Erminnie Smith - Images

Erminnie Smith

Erminnie Smith
Source: Echoes of the Aesthetic Society of Jersey City (1882)
Courtesy, Jersey City Free Public Library

Erminnie Smith and Family

Erminnie Smith and Family circa 1870
Courtesy, Jersey City Free Public Library

Location: Erminnie Smith Home

Erminnie Smith

Erminnie Adele Platt Smith, 1836-1886
Founder of the Aesthetic Society of Jersey City
322-324 Pacific Avenue (formerly 203 Pacific Avenue)

An ethnologist and geologist, Erminnie Adele (Platt) Smith founded the Aesthetic Society of Jersey City in 1876. Jersey City historian J. Owen Grundy calls Smith a "very remarkable woman, one of the most talented and illustrious that Jersey City ever claimed" (Jersey Journal 3 December 1969)

Smith was born in Marcellus, NY, in 1836 and graduated from Troy Seminary, NY, in 1853. She married Simeon H. Smith, and they had four children. In 1866, he was employed as superintendent-cashier of the Central Stock Yards in Jersey City, where they lived.

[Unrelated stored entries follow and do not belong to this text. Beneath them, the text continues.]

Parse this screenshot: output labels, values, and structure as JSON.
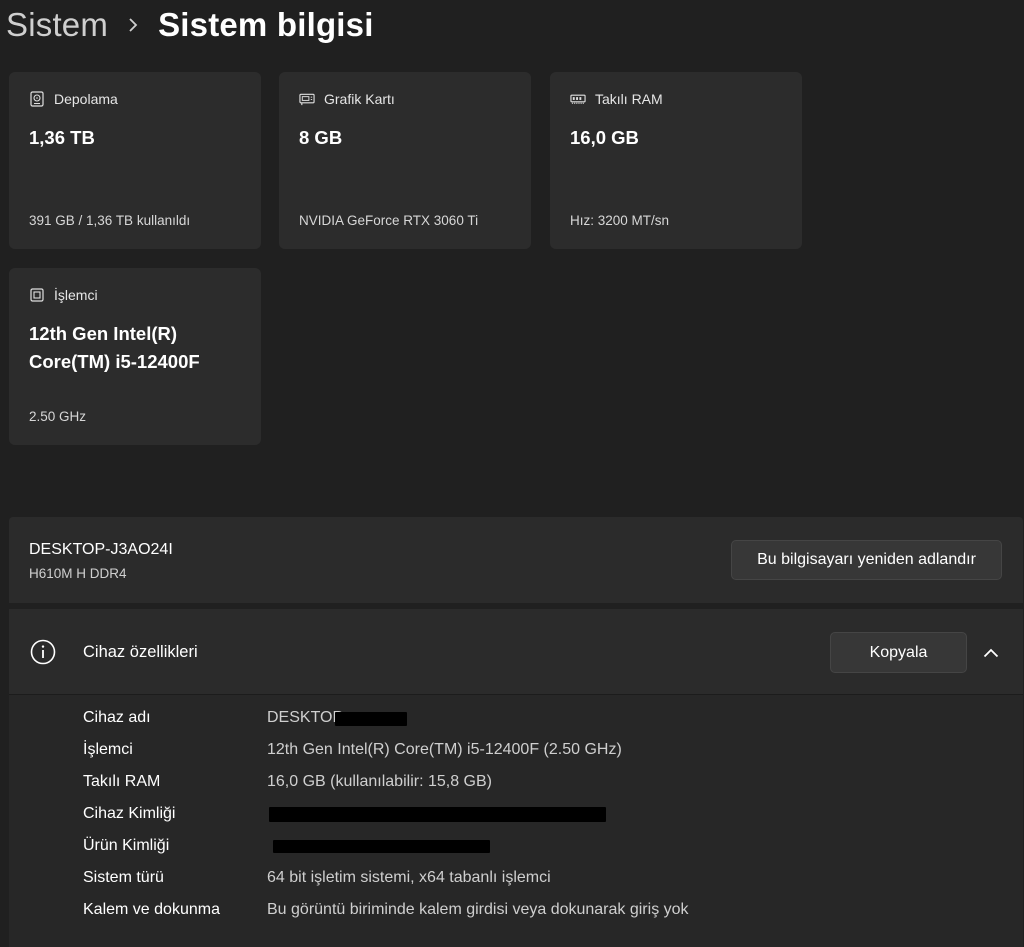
{
  "breadcrumb": {
    "parent": "Sistem",
    "separator_icon": "chevron-right-icon",
    "current": "Sistem bilgisi"
  },
  "cards": {
    "storage": {
      "icon": "hard-drive-icon",
      "title": "Depolama",
      "value": "1,36 TB",
      "detail": "391 GB / 1,36 TB kullanıldı"
    },
    "gpu": {
      "icon": "graphics-card-icon",
      "title": "Grafik Kartı",
      "value": "8 GB",
      "detail": "NVIDIA GeForce RTX 3060 Ti"
    },
    "ram": {
      "icon": "memory-icon",
      "title": "Takılı RAM",
      "value": "16,0 GB",
      "detail": "Hız: 3200 MT/sn"
    },
    "cpu": {
      "icon": "processor-icon",
      "title": "İşlemci",
      "value": "12th Gen Intel(R) Core(TM) i5-12400F",
      "detail": "2.50 GHz"
    }
  },
  "device": {
    "name": "DESKTOP-J3AO24I",
    "model": "H610M H DDR4",
    "rename_label": "Bu bilgisayarı yeniden adlandır"
  },
  "specs": {
    "icon": "info-icon",
    "title": "Cihaz özellikleri",
    "copy_label": "Kopyala",
    "collapse_icon": "chevron-up-icon",
    "rows": [
      {
        "label": "Cihaz adı",
        "value": "DESKTOP-"
      },
      {
        "label": "İşlemci",
        "value": "12th Gen Intel(R) Core(TM) i5-12400F (2.50 GHz)"
      },
      {
        "label": "Takılı RAM",
        "value": "16,0 GB (kullanılabilir: 15,8 GB)"
      },
      {
        "label": "Cihaz Kimliği",
        "value": ""
      },
      {
        "label": "Ürün Kimliği",
        "value": ""
      },
      {
        "label": "Sistem türü",
        "value": "64 bit işletim sistemi, x64 tabanlı işlemci"
      },
      {
        "label": "Kalem ve dokunma",
        "value": "Bu görüntü biriminde kalem girdisi veya dokunarak giriş yok"
      }
    ]
  },
  "colors": {
    "background": "#202020",
    "card": "#2c2c2c",
    "panel": "#2b2b2b",
    "button": "#373737"
  }
}
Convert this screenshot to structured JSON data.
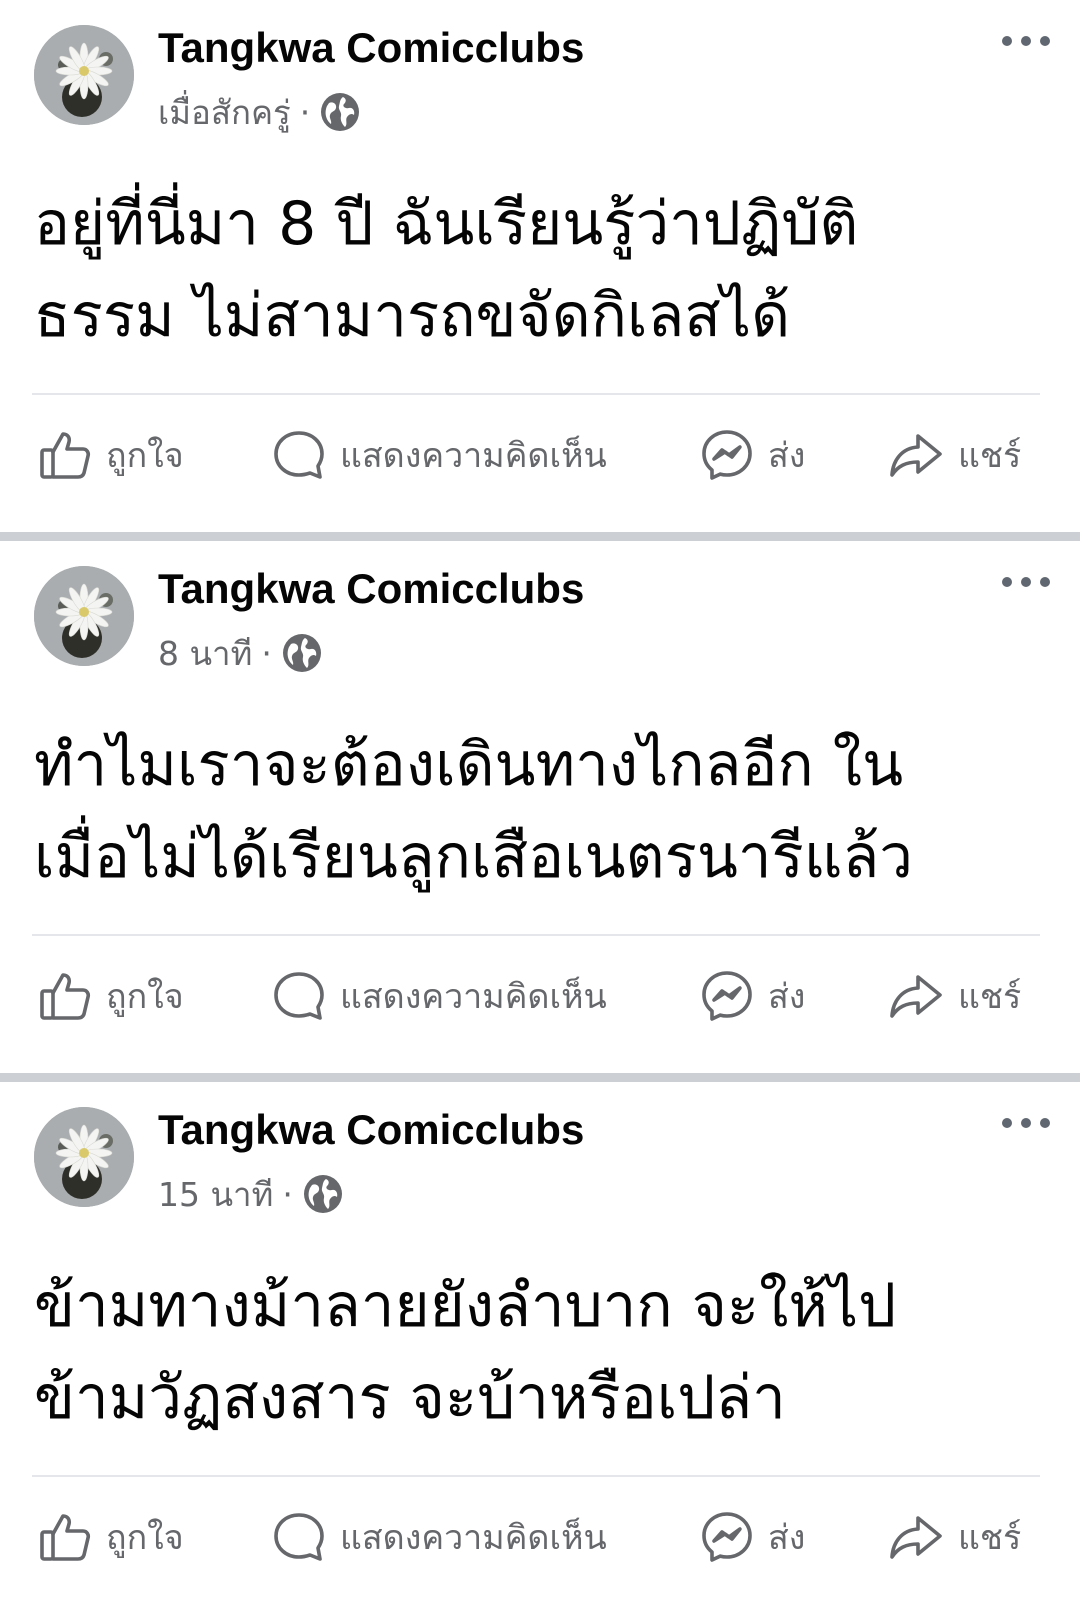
{
  "posts": [
    {
      "author": "Tangkwa Comicclubs",
      "time": "เมื่อสักครู่",
      "separator": "·",
      "lines": [
        "อยู่ที่นี่มา 8 ปี ฉันเรียนรู้ว่าปฏิบัติ",
        "ธรรม ไม่สามารถขจัดกิเลสได้"
      ]
    },
    {
      "author": "Tangkwa Comicclubs",
      "time": "8 นาที",
      "separator": "·",
      "lines": [
        "ทำไมเราจะต้องเดินทางไกลอีก ใน",
        "เมื่อไม่ได้เรียนลูกเสือเนตรนารีแล้ว"
      ]
    },
    {
      "author": "Tangkwa Comicclubs",
      "time": "15 นาที",
      "separator": "·",
      "lines": [
        "ข้ามทางม้าลายยังลำบาก จะให้ไป",
        "ข้ามวัฏสงสาร จะบ้าหรือเปล่า"
      ]
    }
  ],
  "actions": {
    "like": "ถูกใจ",
    "comment": "แสดงความคิดเห็น",
    "send": "ส่ง",
    "share": "แชร์"
  },
  "icons": {
    "audience": "globe-icon",
    "more": "more-options-icon",
    "like": "thumbs-up-icon",
    "comment": "comment-bubble-icon",
    "send": "messenger-icon",
    "share": "share-arrow-icon"
  },
  "colors": {
    "text": "#050505",
    "secondary": "#65676b",
    "divider": "#e4e6eb",
    "separator_band": "#ccd0d5"
  }
}
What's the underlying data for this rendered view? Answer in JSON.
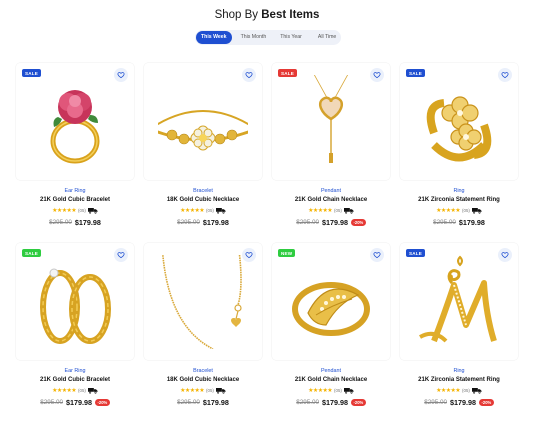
{
  "heading": {
    "prefix": "Shop By",
    "bold": "Best Items"
  },
  "tabs": [
    {
      "label": "This Week",
      "active": true
    },
    {
      "label": "This Month",
      "active": false
    },
    {
      "label": "This Year",
      "active": false
    },
    {
      "label": "All Time",
      "active": false
    }
  ],
  "colors": {
    "accent": "#1f4fd1",
    "sale": "#1f4fd1",
    "hot": "#e53935",
    "sale_green": "#2ecc40",
    "new": "#2ecc40",
    "star": "#f5b301",
    "gold": "#e0a820"
  },
  "products": [
    {
      "badge": "SALE",
      "category": "Ear Ring",
      "name": "21K Gold Cubic Bracelet",
      "stars": "★★★★★",
      "reviews": "(05)",
      "old_price": "$295.00",
      "price": "$179.98",
      "discount": "",
      "icon": "rose-ring-icon"
    },
    {
      "badge": "",
      "category": "Bracelet",
      "name": "18K Gold Cubic Necklace",
      "stars": "★★★★★",
      "reviews": "(05)",
      "old_price": "$295.00",
      "price": "$179.98",
      "discount": "",
      "icon": "flower-bracelet-icon"
    },
    {
      "badge": "SALE",
      "category": "Pendant",
      "name": "21K Gold Chain Necklace",
      "stars": "★★★★★",
      "reviews": "(05)",
      "old_price": "$295.00",
      "price": "$179.98",
      "discount": "-20%",
      "icon": "heart-pendant-icon"
    },
    {
      "badge": "SALE",
      "category": "Ring",
      "name": "21K Zirconia Statement Ring",
      "stars": "★★★★★",
      "reviews": "(05)",
      "old_price": "$295.00",
      "price": "$179.98",
      "discount": "",
      "icon": "clover-ring-icon"
    },
    {
      "badge": "SALE",
      "category": "Ear Ring",
      "name": "21K Gold Cubic Bracelet",
      "stars": "★★★★★",
      "reviews": "(05)",
      "old_price": "$295.00",
      "price": "$179.98",
      "discount": "-20%",
      "icon": "filigree-rings-icon"
    },
    {
      "badge": "",
      "category": "Bracelet",
      "name": "18K Gold Cubic Necklace",
      "stars": "★★★★★",
      "reviews": "(05)",
      "old_price": "$295.00",
      "price": "$179.98",
      "discount": "",
      "icon": "chain-necklace-icon"
    },
    {
      "badge": "NEW",
      "category": "Pendant",
      "name": "21K Gold Chain Necklace",
      "stars": "★★★★★",
      "reviews": "(05)",
      "old_price": "$295.00",
      "price": "$179.98",
      "discount": "-20%",
      "icon": "leaf-ring-icon"
    },
    {
      "badge": "SALE",
      "category": "Ring",
      "name": "21K Zirconia Statement Ring",
      "stars": "★★★★★",
      "reviews": "(05)",
      "old_price": "$295.00",
      "price": "$179.98",
      "discount": "-20%",
      "icon": "letter-m-pendant-icon"
    }
  ]
}
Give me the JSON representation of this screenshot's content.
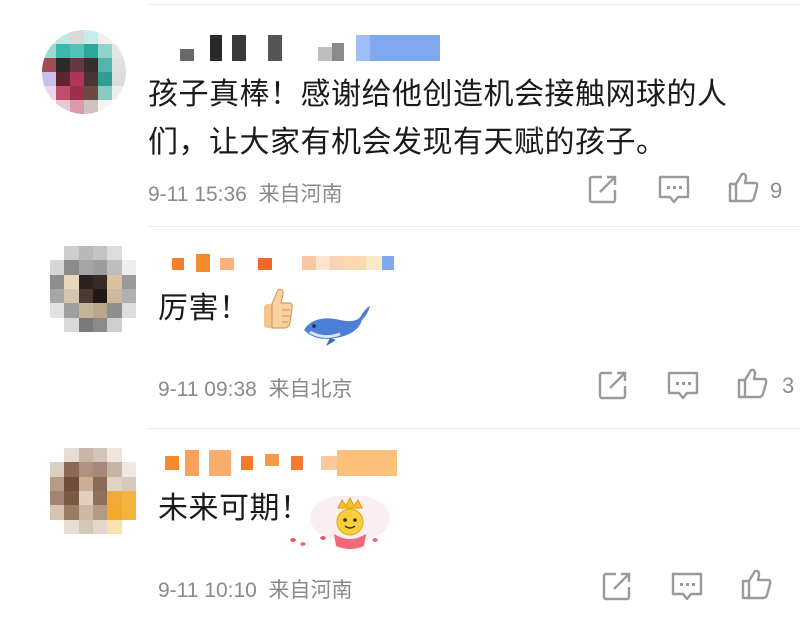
{
  "comments": [
    {
      "text_lines": [
        "孩子真棒！感谢给他创造机会接触网球的人",
        "们，让大家有机会发现有天赋的孩子。"
      ],
      "date": "9-11 15:36",
      "location": "来自河南",
      "like_count": "9",
      "icons": {
        "share": "share-icon",
        "comment": "comment-icon",
        "like": "thumbs-up-icon"
      }
    },
    {
      "text": "厉害！",
      "emoji": "thumbs-up-emoji",
      "date": "9-11 09:38",
      "location": "来自北京",
      "like_count": "3",
      "icons": {
        "share": "share-icon",
        "comment": "comment-icon",
        "like": "thumbs-up-icon"
      }
    },
    {
      "text": "未来可期！",
      "emoji": "crown-face-emoji",
      "date": "9-11 10:10",
      "location": "来自河南",
      "like_count": "",
      "icons": {
        "share": "share-icon",
        "comment": "comment-icon",
        "like": "thumbs-up-icon"
      }
    }
  ],
  "colors": {
    "text": "#1a1a1a",
    "meta": "#8a8a8a",
    "icon": "#9a9a9a",
    "username_orange": "#f58a2e",
    "username_blue": "#7fa8f0"
  }
}
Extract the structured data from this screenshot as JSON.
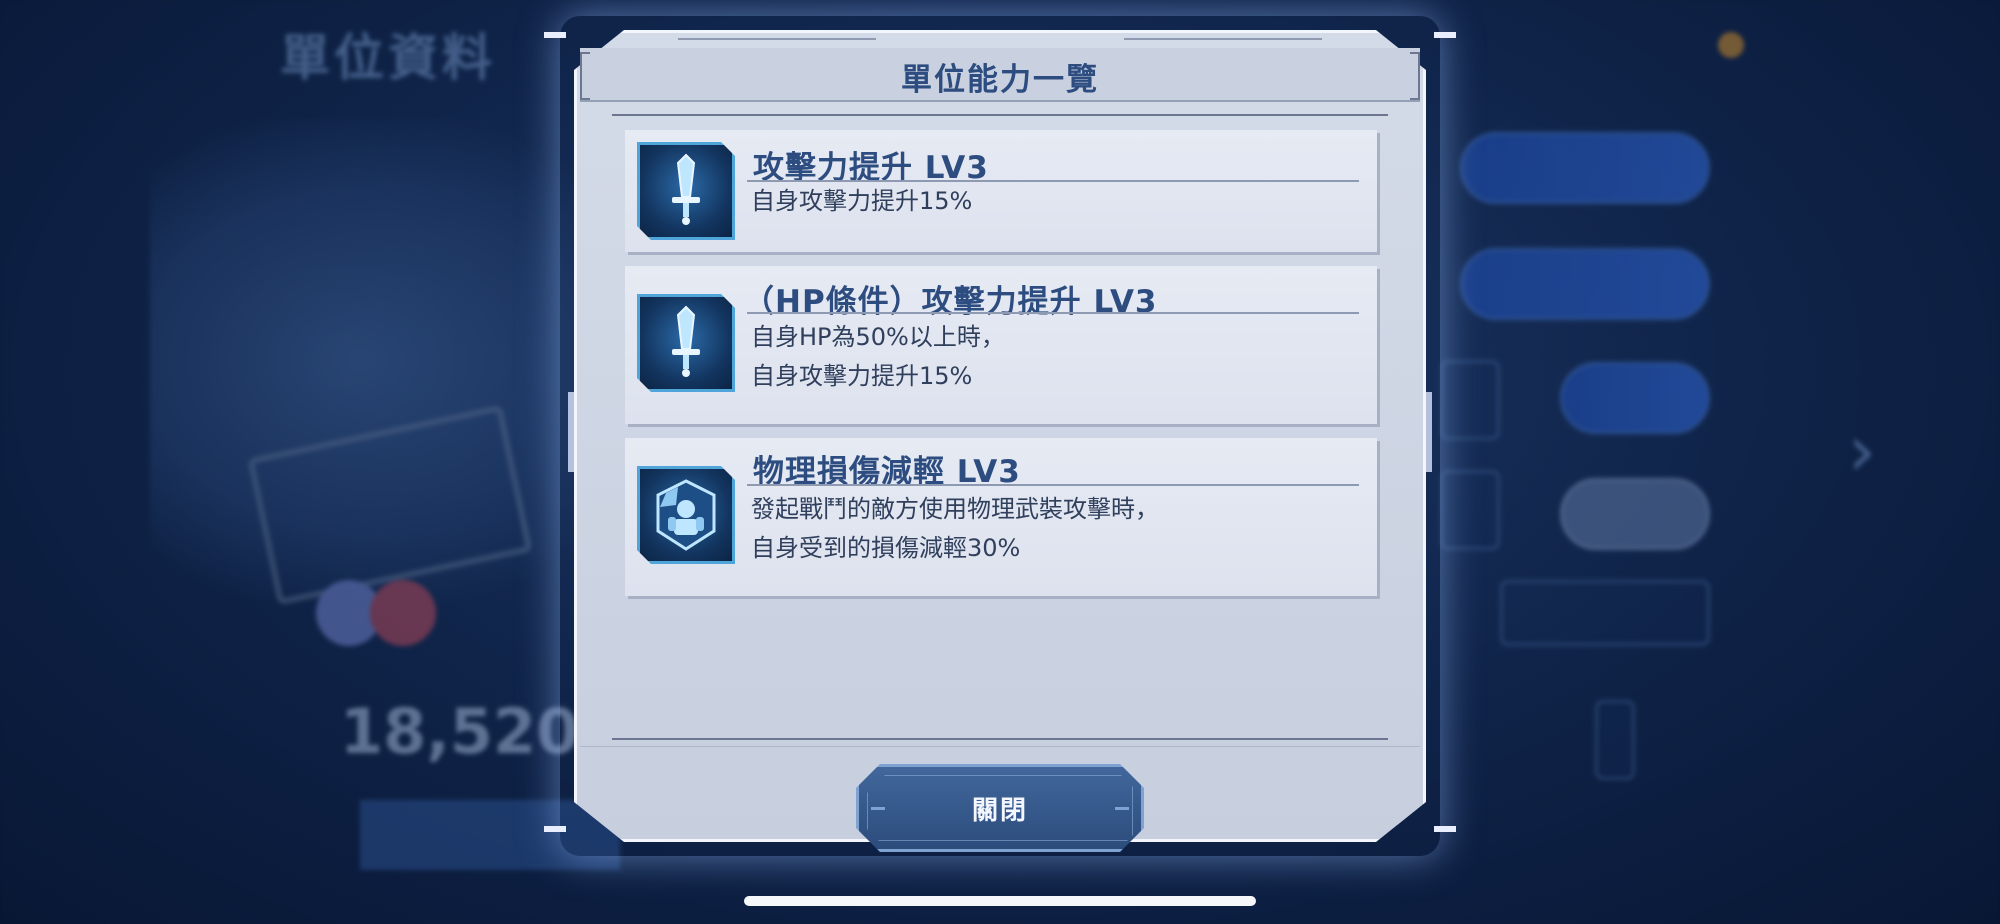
{
  "dialog": {
    "title": "單位能力一覽",
    "close_label": "關閉"
  },
  "abilities": [
    {
      "icon": "sword-icon",
      "name": "攻擊力提升 LV3",
      "description": [
        "自身攻擊力提升15%"
      ]
    },
    {
      "icon": "sword-icon",
      "name": "（HP條件）攻擊力提升 LV3",
      "description": [
        "自身HP為50%以上時，",
        "自身攻擊力提升15%"
      ]
    },
    {
      "icon": "armor-shield-icon",
      "name": "物理損傷減輕 LV3",
      "description": [
        "發起戰鬥的敵方使用物理武裝攻擊時，",
        "自身受到的損傷減輕30%"
      ]
    }
  ],
  "background": {
    "screen_title": "單位資料",
    "power_value": "18,520"
  },
  "colors": {
    "accent": "#2d4c80",
    "panel": "#d4dbe8",
    "icon_bg": "#12345e",
    "icon_glow": "#4fa4d9"
  }
}
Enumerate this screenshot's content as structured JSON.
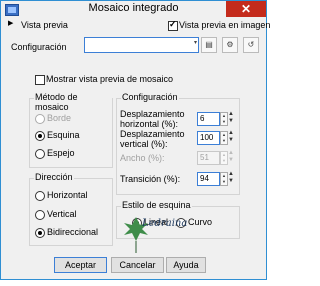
{
  "window": {
    "title": "Mosaico integrado",
    "close_glyph": "✕"
  },
  "preview_row": {
    "label": "Vista previa",
    "checkbox_label": "Vista previa en imagen",
    "checkbox_checked": true
  },
  "config": {
    "label": "Configuración",
    "value": ""
  },
  "toolbar": {
    "arrow_glyph": "▾",
    "save_glyph": "▤",
    "settings_glyph": "⚙",
    "reset_glyph": "↺"
  },
  "mosaic_preview": {
    "label": "Mostrar vista previa de mosaico",
    "checked": false
  },
  "method": {
    "title": "Método de mosaico",
    "options": [
      {
        "label": "Borde",
        "selected": false,
        "disabled": true
      },
      {
        "label": "Esquina",
        "selected": true,
        "disabled": false
      },
      {
        "label": "Espejo",
        "selected": false,
        "disabled": false
      }
    ]
  },
  "direction": {
    "title": "Dirección",
    "options": [
      {
        "label": "Horizontal",
        "selected": false
      },
      {
        "label": "Vertical",
        "selected": false
      },
      {
        "label": "Bidireccional",
        "selected": true
      }
    ]
  },
  "settings": {
    "title": "Configuración",
    "fields": [
      {
        "label": "Desplazamiento horizontal (%):",
        "value": "6",
        "disabled": false
      },
      {
        "label": "Desplazamiento vertical (%):",
        "value": "100",
        "disabled": false
      },
      {
        "label": "Ancho (%):",
        "value": "51",
        "disabled": true
      },
      {
        "label": "Transición (%):",
        "value": "94",
        "disabled": false
      }
    ]
  },
  "corner_style": {
    "title": "Estilo de esquina",
    "options": [
      {
        "label": "Lineal",
        "selected": true
      },
      {
        "label": "Curvo",
        "selected": false
      }
    ]
  },
  "watermark": {
    "text": "Ledraina"
  },
  "buttons": {
    "accept": "Aceptar",
    "cancel": "Cancelar",
    "help": "Ayuda"
  },
  "colors": {
    "accent": "#3c7fd6",
    "close": "#c42b1c",
    "watermark": "#1e3a5f"
  }
}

He served on the Jersey City Board of Aldermen and the New Jersey Assembly and was active in the Lincoln Association of Jersey City.

The Smith family lived in Germany for four years during the 1870s. In Germany, Erminnie continued her studies in mineralogy and crystallography. She became an expert on the Six Nations, or Native American tribes called the Iroquois Nation of New York and Canada, specializing in their languages. In 1880, she was retained by the Bureau of American Ethnology of the Smithsonian Institution in Washington, DC. The first woman inducted into the American Academy of Science, Erminnie was a member of the American Association for the Advancement of Science and the New York Historical Society.

In 1876, Erminnie Smith again settled in Jersey City. Her home on Pacific Avenue was noted for its "picturesque Gothic charm." Smith became active in several cultural organizations and joined Sorosis, a women's club that met in New York City. Back in Jersey City, Smith founded the Aesthetic Society and became its first president. Its goal was to promote the "cultivation and education of a taste for the beautiful in literature, science, and art." Grundy claims that the Aesthetic Society was "perhaps the first woman's club in these parts to be devoted to educational rather than purely social or charitable pursuits." He placed the club on par with the intellectual salon of Mabel Dodge in New York City.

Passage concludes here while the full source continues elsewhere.